With Metal, I need to pass in an array of primitives to the GPU to be rendered. I'm making a terrain-based voxel game like Minecraft, but I have a problem.
foring through all of the visible voxels, and in each processing the list of block IDs and Metadata into a list of primitives for rendering is asinine, because I imagine obtaining primitives from raw block data being an expensive process. Surely there's a better way.
Given that you cannot duplicate or cull vertices and planes on the fly on the GPU, doing this in the vertex shader is out of the question. My problem is when or how translate raw block data into a list of primitives ready for the GPU to apply 3D projections to it.
It would definitely be a good idea to maintain the already-processed primitive lists, and only update them when a block updates. However, maintaining these is tricky. Maintaining them one block at a time is very messy, but one voxel at a time would require stitching them together prior to rendering.

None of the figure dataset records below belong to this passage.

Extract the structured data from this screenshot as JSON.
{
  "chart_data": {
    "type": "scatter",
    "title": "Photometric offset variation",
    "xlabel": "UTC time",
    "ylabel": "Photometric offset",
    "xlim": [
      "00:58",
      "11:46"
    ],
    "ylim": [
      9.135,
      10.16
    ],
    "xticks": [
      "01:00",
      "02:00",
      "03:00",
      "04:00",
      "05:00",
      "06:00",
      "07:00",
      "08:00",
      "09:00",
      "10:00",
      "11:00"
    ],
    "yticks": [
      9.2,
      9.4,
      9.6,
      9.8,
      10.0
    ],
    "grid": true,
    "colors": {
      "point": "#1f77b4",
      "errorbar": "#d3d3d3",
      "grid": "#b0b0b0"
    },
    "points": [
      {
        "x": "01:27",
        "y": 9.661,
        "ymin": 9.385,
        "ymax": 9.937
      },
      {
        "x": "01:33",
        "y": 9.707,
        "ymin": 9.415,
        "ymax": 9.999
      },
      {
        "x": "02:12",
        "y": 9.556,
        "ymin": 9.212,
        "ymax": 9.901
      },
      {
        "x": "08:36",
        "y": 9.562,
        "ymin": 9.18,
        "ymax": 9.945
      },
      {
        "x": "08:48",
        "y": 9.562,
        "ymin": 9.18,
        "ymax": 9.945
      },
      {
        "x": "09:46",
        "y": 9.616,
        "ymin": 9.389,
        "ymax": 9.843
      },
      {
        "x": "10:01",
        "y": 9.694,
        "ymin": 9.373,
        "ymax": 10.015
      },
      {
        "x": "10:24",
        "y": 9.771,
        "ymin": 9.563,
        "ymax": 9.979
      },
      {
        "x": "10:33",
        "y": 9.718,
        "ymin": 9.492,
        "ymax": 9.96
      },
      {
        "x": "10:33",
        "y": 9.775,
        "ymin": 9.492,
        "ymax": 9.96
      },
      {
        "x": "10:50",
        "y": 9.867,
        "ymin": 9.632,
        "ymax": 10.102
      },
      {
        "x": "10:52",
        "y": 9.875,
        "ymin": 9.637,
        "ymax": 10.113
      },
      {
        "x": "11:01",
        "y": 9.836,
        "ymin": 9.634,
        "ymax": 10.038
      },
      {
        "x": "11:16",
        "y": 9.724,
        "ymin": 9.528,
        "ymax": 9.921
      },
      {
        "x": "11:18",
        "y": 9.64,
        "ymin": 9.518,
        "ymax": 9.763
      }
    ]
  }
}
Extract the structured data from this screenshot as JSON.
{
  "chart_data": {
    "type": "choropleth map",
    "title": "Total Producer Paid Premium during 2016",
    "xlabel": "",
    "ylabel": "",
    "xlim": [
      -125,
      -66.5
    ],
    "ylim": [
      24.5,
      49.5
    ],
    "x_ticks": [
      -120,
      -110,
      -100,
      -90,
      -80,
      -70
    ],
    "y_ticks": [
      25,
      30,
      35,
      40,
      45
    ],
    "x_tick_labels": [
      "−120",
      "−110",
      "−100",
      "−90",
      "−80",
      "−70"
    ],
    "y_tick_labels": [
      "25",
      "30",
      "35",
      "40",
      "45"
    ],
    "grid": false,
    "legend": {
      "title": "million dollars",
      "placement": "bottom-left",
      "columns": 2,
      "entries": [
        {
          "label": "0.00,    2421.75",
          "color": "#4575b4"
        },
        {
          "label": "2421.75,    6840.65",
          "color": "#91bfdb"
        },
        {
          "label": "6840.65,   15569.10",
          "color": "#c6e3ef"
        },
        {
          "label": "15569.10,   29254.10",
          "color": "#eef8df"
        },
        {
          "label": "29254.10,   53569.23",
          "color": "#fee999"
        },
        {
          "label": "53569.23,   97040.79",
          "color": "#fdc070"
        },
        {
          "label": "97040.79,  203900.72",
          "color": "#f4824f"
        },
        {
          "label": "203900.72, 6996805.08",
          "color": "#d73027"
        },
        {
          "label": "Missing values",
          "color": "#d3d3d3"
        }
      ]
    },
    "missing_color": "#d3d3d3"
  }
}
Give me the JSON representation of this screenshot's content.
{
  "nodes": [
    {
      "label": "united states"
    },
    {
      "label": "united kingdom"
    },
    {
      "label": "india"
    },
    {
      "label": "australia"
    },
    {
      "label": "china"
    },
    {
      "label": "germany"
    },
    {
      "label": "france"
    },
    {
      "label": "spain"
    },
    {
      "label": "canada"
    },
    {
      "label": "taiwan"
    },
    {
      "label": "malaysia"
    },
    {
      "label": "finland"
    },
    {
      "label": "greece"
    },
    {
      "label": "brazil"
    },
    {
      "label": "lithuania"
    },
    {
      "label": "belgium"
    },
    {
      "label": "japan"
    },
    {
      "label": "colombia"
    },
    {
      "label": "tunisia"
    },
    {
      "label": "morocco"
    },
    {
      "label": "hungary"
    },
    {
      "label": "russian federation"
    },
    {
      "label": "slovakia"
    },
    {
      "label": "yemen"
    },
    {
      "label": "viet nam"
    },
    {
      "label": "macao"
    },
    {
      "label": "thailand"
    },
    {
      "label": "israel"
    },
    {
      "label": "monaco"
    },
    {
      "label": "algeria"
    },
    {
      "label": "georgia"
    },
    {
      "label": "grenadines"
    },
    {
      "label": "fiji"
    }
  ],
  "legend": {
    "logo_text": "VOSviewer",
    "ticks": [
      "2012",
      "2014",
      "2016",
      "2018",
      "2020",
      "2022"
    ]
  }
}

This is the foundation of a block sandbox game like Minecraft. Without it I can't progress to gameplay mechanics. My game manages voxel data with a C++ style map, of 3 dimensional arrays of 16 by 16 by 16 4-byte blocks. I simply need to know where, when, and how the process of obtaining primitives from raw block data should take place. How do most games do it?
It's also worth noting that I'm using Metal, a game framework, rather than a game engine, so if game engines generally abstract away this process and therefore this question seems nonsensical, I'm not using a game engine, I'm using a game framework.